I've gotten to think that the most effective penalty for a financial crime conviction would be a levy or punitive tax rate on future earnings- for 5, 10, 20 years following the conviction, or possibly for life. That would provide some semblance of restorative justice.

Even a prison sentence doesn't do that. In the unlikely event that a wealthy financial criminal ends up doing time, they're practically always able to buy protection from other inmates and favored treatment from prison authorities, who are incidentally well aware that they'd face a massive civil liability suit for huge sums of money by a well-funded legal team upon the first evidence of mistreatment or abuse.

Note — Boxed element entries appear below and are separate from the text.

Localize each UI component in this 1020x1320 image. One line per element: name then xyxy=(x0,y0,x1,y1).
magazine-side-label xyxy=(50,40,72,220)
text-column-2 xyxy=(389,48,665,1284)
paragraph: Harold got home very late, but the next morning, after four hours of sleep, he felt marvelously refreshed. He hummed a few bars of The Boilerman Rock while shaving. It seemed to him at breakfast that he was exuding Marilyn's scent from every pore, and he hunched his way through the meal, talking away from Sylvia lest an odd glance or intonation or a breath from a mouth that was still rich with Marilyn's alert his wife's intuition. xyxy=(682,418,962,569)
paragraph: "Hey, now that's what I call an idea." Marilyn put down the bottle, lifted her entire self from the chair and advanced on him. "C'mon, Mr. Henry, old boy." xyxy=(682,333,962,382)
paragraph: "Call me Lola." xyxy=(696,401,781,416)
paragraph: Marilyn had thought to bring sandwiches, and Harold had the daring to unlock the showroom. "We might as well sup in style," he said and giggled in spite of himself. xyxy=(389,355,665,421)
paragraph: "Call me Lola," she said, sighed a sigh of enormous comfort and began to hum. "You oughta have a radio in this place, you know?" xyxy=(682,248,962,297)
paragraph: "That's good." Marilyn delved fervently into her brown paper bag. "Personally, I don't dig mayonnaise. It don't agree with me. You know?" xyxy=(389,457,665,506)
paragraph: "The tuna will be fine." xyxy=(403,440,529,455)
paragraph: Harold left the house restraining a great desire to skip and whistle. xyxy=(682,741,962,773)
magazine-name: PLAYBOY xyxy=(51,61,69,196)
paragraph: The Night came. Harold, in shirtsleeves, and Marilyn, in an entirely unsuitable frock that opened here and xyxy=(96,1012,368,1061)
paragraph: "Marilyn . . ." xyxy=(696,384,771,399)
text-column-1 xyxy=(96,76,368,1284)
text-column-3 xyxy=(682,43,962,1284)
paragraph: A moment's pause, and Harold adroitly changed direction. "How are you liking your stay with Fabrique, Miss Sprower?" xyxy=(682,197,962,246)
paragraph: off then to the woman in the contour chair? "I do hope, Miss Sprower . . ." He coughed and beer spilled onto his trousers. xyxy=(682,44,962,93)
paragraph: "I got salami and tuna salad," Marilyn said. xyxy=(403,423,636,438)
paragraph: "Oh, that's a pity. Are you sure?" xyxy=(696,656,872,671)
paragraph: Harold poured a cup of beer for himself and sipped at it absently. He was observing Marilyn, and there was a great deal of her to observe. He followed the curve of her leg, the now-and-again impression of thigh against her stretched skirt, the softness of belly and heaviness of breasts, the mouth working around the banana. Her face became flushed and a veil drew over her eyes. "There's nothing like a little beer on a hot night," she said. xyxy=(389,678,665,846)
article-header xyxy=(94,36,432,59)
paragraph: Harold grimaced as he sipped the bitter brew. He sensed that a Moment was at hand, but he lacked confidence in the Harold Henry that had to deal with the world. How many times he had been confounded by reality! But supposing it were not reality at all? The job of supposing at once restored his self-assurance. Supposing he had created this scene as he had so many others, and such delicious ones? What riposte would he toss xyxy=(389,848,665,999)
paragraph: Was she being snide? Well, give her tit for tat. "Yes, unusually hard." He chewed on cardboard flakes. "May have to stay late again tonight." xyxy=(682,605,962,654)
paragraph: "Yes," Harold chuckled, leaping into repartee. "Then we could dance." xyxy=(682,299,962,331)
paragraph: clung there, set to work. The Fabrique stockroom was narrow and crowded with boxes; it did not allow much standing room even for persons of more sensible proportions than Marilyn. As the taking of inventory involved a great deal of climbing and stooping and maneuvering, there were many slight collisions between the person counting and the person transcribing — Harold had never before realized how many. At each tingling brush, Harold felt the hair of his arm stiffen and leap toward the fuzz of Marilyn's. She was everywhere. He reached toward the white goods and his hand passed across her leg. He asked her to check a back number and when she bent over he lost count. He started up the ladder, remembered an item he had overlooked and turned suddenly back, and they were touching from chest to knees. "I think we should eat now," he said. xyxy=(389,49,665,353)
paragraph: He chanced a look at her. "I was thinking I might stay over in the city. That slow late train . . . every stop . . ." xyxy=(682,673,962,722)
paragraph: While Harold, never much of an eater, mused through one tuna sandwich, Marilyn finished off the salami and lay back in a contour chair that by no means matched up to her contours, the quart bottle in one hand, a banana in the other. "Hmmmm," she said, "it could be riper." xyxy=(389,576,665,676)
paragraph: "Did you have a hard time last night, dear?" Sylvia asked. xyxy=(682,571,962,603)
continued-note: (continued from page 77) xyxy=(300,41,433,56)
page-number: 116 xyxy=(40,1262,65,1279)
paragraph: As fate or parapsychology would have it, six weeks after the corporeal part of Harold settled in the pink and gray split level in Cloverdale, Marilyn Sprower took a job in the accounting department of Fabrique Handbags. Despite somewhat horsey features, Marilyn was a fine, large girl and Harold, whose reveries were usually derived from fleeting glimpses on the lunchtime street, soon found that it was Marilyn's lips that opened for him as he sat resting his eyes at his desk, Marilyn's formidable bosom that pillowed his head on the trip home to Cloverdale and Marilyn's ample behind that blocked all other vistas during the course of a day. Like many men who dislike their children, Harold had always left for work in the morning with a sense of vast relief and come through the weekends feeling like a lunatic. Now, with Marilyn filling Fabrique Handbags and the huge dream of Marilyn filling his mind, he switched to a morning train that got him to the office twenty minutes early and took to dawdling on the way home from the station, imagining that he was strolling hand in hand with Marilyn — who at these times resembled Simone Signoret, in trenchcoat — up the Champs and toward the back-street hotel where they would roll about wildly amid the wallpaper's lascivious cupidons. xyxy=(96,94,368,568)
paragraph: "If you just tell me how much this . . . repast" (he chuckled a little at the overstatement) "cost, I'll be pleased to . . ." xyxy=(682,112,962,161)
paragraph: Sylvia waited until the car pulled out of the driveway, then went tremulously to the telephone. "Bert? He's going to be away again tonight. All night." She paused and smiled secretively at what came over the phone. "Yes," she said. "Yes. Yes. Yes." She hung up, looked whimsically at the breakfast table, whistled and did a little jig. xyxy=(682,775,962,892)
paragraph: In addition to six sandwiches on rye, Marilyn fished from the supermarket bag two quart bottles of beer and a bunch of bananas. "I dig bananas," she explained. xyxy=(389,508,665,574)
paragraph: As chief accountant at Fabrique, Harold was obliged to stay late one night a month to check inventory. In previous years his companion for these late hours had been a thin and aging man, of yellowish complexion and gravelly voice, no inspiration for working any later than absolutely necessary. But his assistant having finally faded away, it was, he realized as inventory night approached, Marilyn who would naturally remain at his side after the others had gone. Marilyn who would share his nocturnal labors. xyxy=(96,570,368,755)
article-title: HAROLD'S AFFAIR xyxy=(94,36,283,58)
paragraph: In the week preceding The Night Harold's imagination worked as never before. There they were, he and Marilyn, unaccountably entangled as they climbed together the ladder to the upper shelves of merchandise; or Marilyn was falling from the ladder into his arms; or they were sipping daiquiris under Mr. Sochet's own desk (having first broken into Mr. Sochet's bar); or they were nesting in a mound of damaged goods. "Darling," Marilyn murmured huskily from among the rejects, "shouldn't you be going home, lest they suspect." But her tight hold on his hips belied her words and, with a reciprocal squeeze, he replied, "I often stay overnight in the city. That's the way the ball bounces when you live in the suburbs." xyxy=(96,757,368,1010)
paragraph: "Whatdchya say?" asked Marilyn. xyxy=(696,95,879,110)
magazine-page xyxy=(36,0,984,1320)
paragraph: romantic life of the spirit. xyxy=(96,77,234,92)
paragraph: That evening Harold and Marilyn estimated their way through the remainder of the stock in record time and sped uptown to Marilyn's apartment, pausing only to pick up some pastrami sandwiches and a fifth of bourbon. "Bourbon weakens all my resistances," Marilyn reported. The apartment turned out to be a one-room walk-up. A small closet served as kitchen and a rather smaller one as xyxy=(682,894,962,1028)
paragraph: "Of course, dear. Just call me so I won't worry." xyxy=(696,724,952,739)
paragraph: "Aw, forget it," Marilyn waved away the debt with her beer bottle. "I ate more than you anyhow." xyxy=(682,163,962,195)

Big money buys influence and power, first and foremost. Meanwhile, under the current regime of legal penalties, the convicted offender has most often taken steps to ensure that a substantial portion of their former fortune will still be available to them when they return to life on the outside.

This is especially true for wealthy criminals who provide "substantial assistance" as informers who enable more criminal convictions. It should be understood that such informant assistance does not need to consist of "busting up the ladder", i.e., a drug wholesaler giving evidence about their supplier, or a money launderer informing on superiors. It's much more common for drug "kingpins" to obtain a lesser sentence and retain a large portion of their criminal profits by "dismantling the organization"- informing on their partners and subordinates. (ex. Rayful Edmond dismantlng his own cocaine trafficking gang by betraying his underlings; and Carlos Lehder Rivas, Steven Kalish, and Ricardo Bilonick snitching on Manuel Noriega, the leader of a national regime that merely provided a protected transport hub for shipping drugs and cash.) In that game, the people who lose the most are those at the bottom, who are left with no information to bargain with for leniency, so they get stuck with the time.

In the money laundering business, the leniency and permission to hold onto the proceeds of crime is most often obtained by providing information on the clients, not the money laundering networks of the financial industry. (Ex. Max Mirmelstein, money launderer for the Medellin Cartel.)

Anyway, I think that a penalty for financial crime that includes garnishing of future earnings and/or a punitive tax rate would allow financial criminals to return to "productive employment" and the opportunity to use their skills to seek their fortune again (as has so often been the case for white-collar criminals) - while at the same time never allowing them to forget that they owe extra to the government for their misdeeds. And their parole and probation gets to consist of intensive annual audits by the IRS.

I think it would be an easy penalty to exact, and a punishment that would fit the crime. However, so many of my fellow citizens have internalized prole disempowerment and anti-democratic apathy that it's questionable whether enough of them would bother to raise the outcry required to pass and implement legal reforms like those. No matter how much sense the policy makes.